Oort St. Ultraviolet and Decibel Jones, individually and collectively, assumed the time-traveling red panda called Öö leaped up as they boarded, made a high-pitched squealing noise, and careened over backward waving his paws in the air because he was just so feverishly excited to meet them. However, among the Keshet, this is a cool, eminently diplomatic, even standoffish greeting. Down to the soles of its cells, a Keshet is a constant atomic, temporal, and emotional ball-pit into which an infinite army of cake-addled toddlers jumps, over and over, and it is every single one of their birthdays, forever.

And he wasn’t happy to see them at all.

“Öö! ÖöÖöÖö is me and you are them and we are all—but whoooooooa waitwaitstopwait are you not Yoko Ono? Whatwhathowwhat the fuck, Al? I gave you a picture of her and everything! Do all primates still look the samesameidenticalsame to you? We practiced, Al! We practiced all the way here! It was so boring!”

“Al?” Dess asked. “You’re not Al. Al runs a chip shop on the corner. Al fixes the furnace. You’re the roadrunner.”

“That’s what you call me, and look, Dess, I like you a lot, but I’ve nibbled heaps of memories in the last twenty-four hours so I know what a Looney Tunes is, and frankly

, I think it’s a bit insensitive. Öö’s time is far too valuable and volatile to dribble it away calling me Altonaut Who Runs Faster Than Wisdom Down the Milk Road, but at least he uses part of my actual name, because that’s respect, isn’t it?”

“Sorry,” mumbled Decibel.

“Sorry,” Oort Ultraviolet repeated with a shrug.

“Nononoyesyesno, I love it, it’s perfect, farwayfar better than Al. We received the dogandbirdandbombandcanyon show in the big radio wave haul off this world. It was excellentgreatexcellentallright. A song of nihilism and the hopelessness of desire. At first we thought it was such an obvious allegory for the war that we ignored it. Must be one of us, youknowyeahyouknowno? Some pirate cartoon channel out of Octave space junking up the signal. Nope. Coincidencechancechancefatechance. An echo in the great unconscious. I hate that. Makes my job harder. But it’s perfectperfectcorrect—that’s you, Al, you’re the roadrunner! I’m gonna call you that from now on. I’ll alert the other Keshet when I get back into the continuity. They won’t be happy about Yoko Ono, though.”

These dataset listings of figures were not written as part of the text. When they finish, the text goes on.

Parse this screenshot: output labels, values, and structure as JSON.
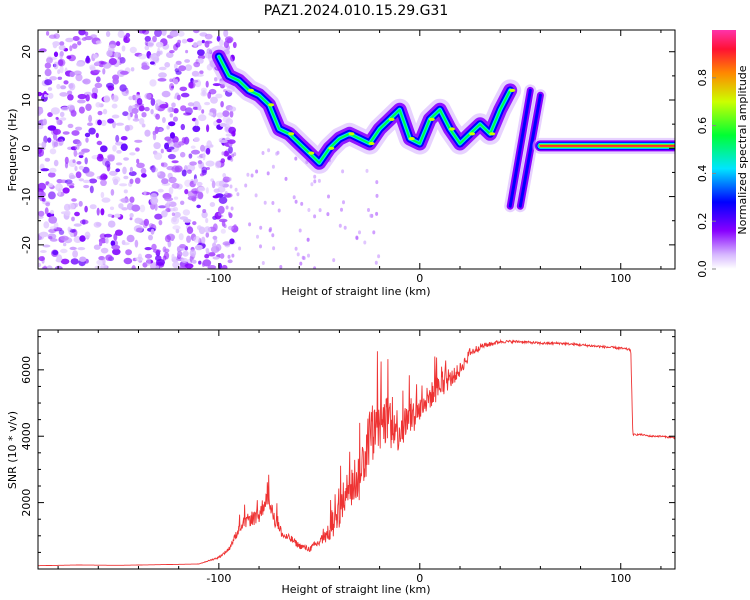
{
  "title": "PAZ1.2024.010.15.29.G31",
  "chart_data": [
    {
      "type": "heatmap",
      "name": "spectrogram",
      "xlabel": "Height of straight line (km)",
      "ylabel": "Frequency (Hz)",
      "xlim": [
        -190,
        127
      ],
      "ylim": [
        -25,
        24.5
      ],
      "xticks": [
        -100,
        0,
        100
      ],
      "yticks": [
        -20,
        -10,
        0,
        10,
        20
      ],
      "colorbar": {
        "label": "Normalized spectral amplitude",
        "range": [
          0,
          1
        ],
        "ticks": [
          "0.0",
          "0.2",
          "0.4",
          "0.6",
          "0.8"
        ]
      },
      "noise_region_x": [
        -190,
        -98
      ],
      "track": {
        "x": [
          -100,
          -95,
          -90,
          -85,
          -80,
          -75,
          -70,
          -65,
          -60,
          -55,
          -50,
          -45,
          -40,
          -35,
          -30,
          -25,
          -20,
          -15,
          -10,
          -5,
          0,
          5,
          10,
          15,
          20,
          25,
          30,
          35,
          40,
          45
        ],
        "y": [
          19,
          15,
          14,
          12,
          11,
          9,
          4,
          3,
          1,
          -1,
          -3,
          0,
          2,
          3,
          2,
          1,
          4,
          6,
          8,
          2,
          1,
          6,
          8,
          4,
          1,
          3,
          5,
          3,
          8,
          12
        ]
      },
      "chirps": [
        {
          "x": [
            45,
            55
          ],
          "y": [
            -12,
            12
          ]
        },
        {
          "x": [
            50,
            60
          ],
          "y": [
            -12,
            11
          ]
        }
      ],
      "carrier": {
        "x": [
          60,
          127
        ],
        "y": [
          0.5,
          0.5
        ]
      }
    },
    {
      "type": "line",
      "name": "snr",
      "xlabel": "Height of straight line (km)",
      "ylabel": "SNR (10 * v/v)",
      "xlim": [
        -190,
        127
      ],
      "ylim": [
        0,
        7200
      ],
      "xticks": [
        -100,
        0,
        100
      ],
      "yticks": [
        2000,
        4000,
        6000
      ],
      "color": "#ee3333",
      "x": [
        -190,
        -170,
        -150,
        -130,
        -110,
        -100,
        -95,
        -90,
        -85,
        -80,
        -76,
        -72,
        -68,
        -64,
        -60,
        -55,
        -50,
        -45,
        -40,
        -35,
        -30,
        -25,
        -20,
        -15,
        -10,
        -5,
        0,
        5,
        10,
        15,
        20,
        25,
        30,
        40,
        50,
        60,
        70,
        80,
        90,
        100,
        105,
        106,
        110,
        115,
        120,
        127
      ],
      "y": [
        100,
        120,
        110,
        130,
        150,
        350,
        600,
        1200,
        1500,
        1600,
        2200,
        1500,
        1000,
        900,
        700,
        600,
        800,
        1100,
        1600,
        2600,
        2800,
        4000,
        4300,
        4600,
        4100,
        4600,
        4800,
        5200,
        5500,
        5700,
        6000,
        6500,
        6700,
        6850,
        6850,
        6800,
        6800,
        6750,
        6700,
        6650,
        6600,
        4050,
        4050,
        4000,
        4000,
        3950
      ],
      "spike_amplitude": [
        0,
        0,
        0,
        0,
        0,
        100,
        200,
        500,
        700,
        900,
        900,
        800,
        400,
        400,
        300,
        300,
        500,
        900,
        1400,
        2200,
        2600,
        2800,
        2600,
        2400,
        2200,
        1800,
        1400,
        1300,
        1200,
        900,
        700,
        500,
        300,
        150,
        120,
        120,
        120,
        120,
        120,
        120,
        120,
        80,
        80,
        80,
        80,
        80
      ]
    }
  ]
}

“It seems Mrs. Ono died, Öö,” the great blue fish-flamingo went on, in what Dess could only assume was her own voice. Or perhaps one of the hyperactive red panda’s school friends. He wondered, suddenly, if it was very tough to keep it all straight, to skim for the right voice every time you talked to someone. Decibel Jones rather wished he could scrape off the top of an audience’s memory and sing however the fuck they wanted him to sing. He’d supposed he’d known how, once. Once. “Very sorry, I did try. And I can tell them apart! They all have different thumbnails, it turns out. You didn’t tell me that. And you told me Yoko Ono was alive. That’s two major stuff-ups. If you’d use even one of those day planners I keep buying you, we wouldn’t keep having these embarrassing mistakes.”

“DIED? Whenwhenwhy? How could this HAPPEN? Oh no! Oh NOOOO. What about KYOKO? Did she ever find her mommy’s hand inthesnowinthesnowinthesnowintherain . . . ?”

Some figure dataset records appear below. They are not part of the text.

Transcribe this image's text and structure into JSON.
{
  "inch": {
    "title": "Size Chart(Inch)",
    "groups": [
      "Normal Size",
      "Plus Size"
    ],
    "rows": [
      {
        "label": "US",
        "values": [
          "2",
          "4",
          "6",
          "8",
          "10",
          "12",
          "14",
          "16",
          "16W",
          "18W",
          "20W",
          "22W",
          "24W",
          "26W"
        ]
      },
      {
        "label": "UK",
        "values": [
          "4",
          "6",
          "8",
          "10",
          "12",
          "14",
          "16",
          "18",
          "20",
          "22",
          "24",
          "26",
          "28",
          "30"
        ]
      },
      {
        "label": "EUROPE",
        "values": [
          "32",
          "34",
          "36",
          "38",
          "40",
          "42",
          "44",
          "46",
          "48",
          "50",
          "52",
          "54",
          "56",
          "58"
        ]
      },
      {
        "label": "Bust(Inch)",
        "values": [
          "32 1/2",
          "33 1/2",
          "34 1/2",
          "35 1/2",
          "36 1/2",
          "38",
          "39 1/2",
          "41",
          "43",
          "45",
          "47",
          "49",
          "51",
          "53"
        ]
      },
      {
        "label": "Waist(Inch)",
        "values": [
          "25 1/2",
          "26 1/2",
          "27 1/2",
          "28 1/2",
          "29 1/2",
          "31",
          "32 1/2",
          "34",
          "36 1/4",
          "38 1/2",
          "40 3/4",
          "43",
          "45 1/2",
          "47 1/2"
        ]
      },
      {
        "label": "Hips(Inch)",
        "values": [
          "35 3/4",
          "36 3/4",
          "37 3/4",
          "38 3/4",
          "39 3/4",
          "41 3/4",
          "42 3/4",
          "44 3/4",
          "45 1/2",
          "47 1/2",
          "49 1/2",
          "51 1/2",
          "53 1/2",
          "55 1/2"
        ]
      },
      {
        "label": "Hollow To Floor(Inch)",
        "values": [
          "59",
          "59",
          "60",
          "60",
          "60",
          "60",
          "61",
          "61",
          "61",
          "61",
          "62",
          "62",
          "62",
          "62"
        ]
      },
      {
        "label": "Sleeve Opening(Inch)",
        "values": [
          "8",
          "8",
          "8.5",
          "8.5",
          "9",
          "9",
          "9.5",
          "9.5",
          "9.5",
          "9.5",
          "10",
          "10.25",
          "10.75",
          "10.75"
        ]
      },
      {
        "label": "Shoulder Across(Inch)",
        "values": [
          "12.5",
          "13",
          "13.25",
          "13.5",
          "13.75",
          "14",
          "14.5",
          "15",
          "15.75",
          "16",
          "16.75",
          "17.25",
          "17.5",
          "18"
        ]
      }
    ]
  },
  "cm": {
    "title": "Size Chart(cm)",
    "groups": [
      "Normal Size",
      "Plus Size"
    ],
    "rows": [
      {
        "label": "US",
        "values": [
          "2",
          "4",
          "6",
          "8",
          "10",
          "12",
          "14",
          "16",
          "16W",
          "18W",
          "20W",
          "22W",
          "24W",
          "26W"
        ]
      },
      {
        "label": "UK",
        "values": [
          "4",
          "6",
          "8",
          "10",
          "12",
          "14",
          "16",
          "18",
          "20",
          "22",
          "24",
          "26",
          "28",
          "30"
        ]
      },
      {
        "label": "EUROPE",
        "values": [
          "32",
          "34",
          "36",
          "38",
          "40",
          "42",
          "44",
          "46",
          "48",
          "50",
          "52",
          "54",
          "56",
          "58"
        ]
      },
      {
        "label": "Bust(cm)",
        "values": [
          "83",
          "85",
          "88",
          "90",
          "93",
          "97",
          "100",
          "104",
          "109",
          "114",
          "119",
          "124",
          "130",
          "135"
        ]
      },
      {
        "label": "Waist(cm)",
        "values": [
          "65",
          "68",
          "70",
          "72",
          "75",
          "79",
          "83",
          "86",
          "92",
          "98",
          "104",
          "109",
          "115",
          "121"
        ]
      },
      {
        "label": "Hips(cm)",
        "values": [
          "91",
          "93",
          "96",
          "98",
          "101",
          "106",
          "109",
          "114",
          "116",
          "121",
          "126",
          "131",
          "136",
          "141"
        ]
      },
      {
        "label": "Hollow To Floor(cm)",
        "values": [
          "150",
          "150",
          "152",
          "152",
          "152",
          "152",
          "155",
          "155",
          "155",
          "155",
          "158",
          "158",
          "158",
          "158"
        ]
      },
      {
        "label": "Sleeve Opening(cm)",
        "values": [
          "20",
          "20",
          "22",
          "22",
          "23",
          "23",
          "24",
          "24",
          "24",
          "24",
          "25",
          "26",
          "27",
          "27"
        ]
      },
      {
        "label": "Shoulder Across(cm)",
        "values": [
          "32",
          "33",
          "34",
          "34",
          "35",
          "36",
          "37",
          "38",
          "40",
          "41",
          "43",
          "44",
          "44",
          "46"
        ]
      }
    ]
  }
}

“Three years ago, I think?” Oort Ultraviolet said helpfully. “She died of . . . well, of being an old lady, really.”

Öö blinked his adorable brown eyes and rubbed his fuzzy apricot-colored cheeks with his paws. “I don’t get it.”

“What’s there to get, love? She was ninety or something, wasn’t she?”

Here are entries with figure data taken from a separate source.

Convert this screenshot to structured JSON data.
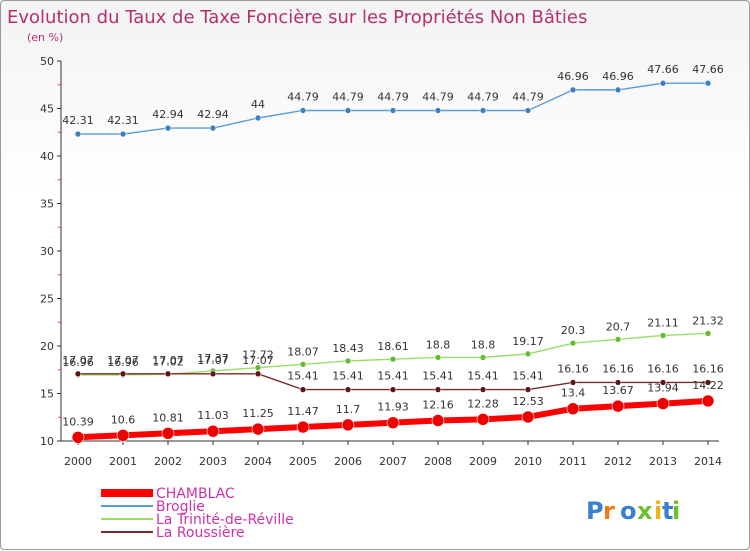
{
  "chart_data": {
    "type": "line",
    "title": "Evolution du Taux de Taxe Foncière sur les Propriétés Non Bâties",
    "subtitle": "(en %)",
    "x": [
      "2000",
      "2001",
      "2002",
      "2003",
      "2004",
      "2005",
      "2006",
      "2007",
      "2008",
      "2009",
      "2010",
      "2011",
      "2012",
      "2013",
      "2014"
    ],
    "ylim": [
      10,
      50
    ],
    "yticks": [
      "10",
      "15",
      "20",
      "25",
      "30",
      "35",
      "40",
      "45",
      "50"
    ],
    "series": [
      {
        "name": "Broglie",
        "color": "#5b9bd5",
        "marker": "#3d7fc0",
        "values": [
          42.31,
          42.31,
          42.94,
          42.94,
          44,
          44.79,
          44.79,
          44.79,
          44.79,
          44.79,
          44.79,
          46.96,
          46.96,
          47.66,
          47.66
        ],
        "labels": [
          "42.31",
          "42.31",
          "42.94",
          "42.94",
          "44",
          "44.79",
          "44.79",
          "44.79",
          "44.79",
          "44.79",
          "44.79",
          "46.96",
          "46.96",
          "47.66",
          "47.66"
        ]
      },
      {
        "name": "La Trinité-de-Réville",
        "color": "#99dd66",
        "marker": "#66bb33",
        "values": [
          16.96,
          16.96,
          17.02,
          17.37,
          17.72,
          18.07,
          18.43,
          18.61,
          18.8,
          18.8,
          19.17,
          20.3,
          20.7,
          21.11,
          21.32
        ],
        "labels": [
          "16.96",
          "16.96",
          "17.02",
          "17.37",
          "17.72",
          "18.07",
          "18.43",
          "18.61",
          "18.8",
          "18.8",
          "19.17",
          "20.3",
          "20.7",
          "21.11",
          "21.32"
        ]
      },
      {
        "name": "La Roussière",
        "color": "#7a2a2a",
        "marker": "#5a1717",
        "values": [
          17.07,
          17.07,
          17.07,
          17.07,
          17.07,
          15.41,
          15.41,
          15.41,
          15.41,
          15.41,
          15.41,
          16.16,
          16.16,
          16.16,
          16.16
        ],
        "labels": [
          "17.07",
          "17.07",
          "17.07",
          "17.07",
          "17.07",
          "15.41",
          "15.41",
          "15.41",
          "15.41",
          "15.41",
          "15.41",
          "16.16",
          "16.16",
          "16.16",
          "16.16"
        ]
      },
      {
        "name": "CHAMBLAC",
        "color": "#ff0000",
        "marker": "#ee0000",
        "values": [
          10.39,
          10.6,
          10.81,
          11.03,
          11.25,
          11.47,
          11.7,
          11.93,
          12.16,
          12.28,
          12.53,
          13.4,
          13.67,
          13.94,
          14.22
        ],
        "labels": [
          "10.39",
          "10.6",
          "10.81",
          "11.03",
          "11.25",
          "11.47",
          "11.7",
          "11.93",
          "12.16",
          "12.28",
          "12.53",
          "13.4",
          "13.67",
          "13.94",
          "14.22"
        ]
      }
    ],
    "legend": [
      {
        "name": "CHAMBLAC",
        "color": "#ff0000",
        "text_color": "#cc33aa"
      },
      {
        "name": "Broglie",
        "color": "#5b9bd5",
        "text_color": "#cc33aa"
      },
      {
        "name": "La Trinité-de-Réville",
        "color": "#99dd66",
        "text_color": "#cc33aa"
      },
      {
        "name": "La Roussière",
        "color": "#7a2a2a",
        "text_color": "#cc33aa"
      }
    ],
    "legend_position": "bottom-left",
    "grid": false
  },
  "logo": {
    "text": "Proxiti"
  }
}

The red panda wriggled his button nose. “No, butwhybutwhybuthow should that killkillhurtkill anybody?”

Al let that question drift pointedly unacknowledged among them like a fart at a dinner party. “This is what’s left of the band. Decibel Jones and the Absolute Zeros, Öö. They’ll do fine. Probably.”

The Keshet made a face like he’d just eaten kale for the first time and scrambled down a long corridor lit with a calming dappled undersea light that flowed out from holes in the thick black coral. He spun around in circles, found things to eat hidden in his striped tail, and bounced over himself several times.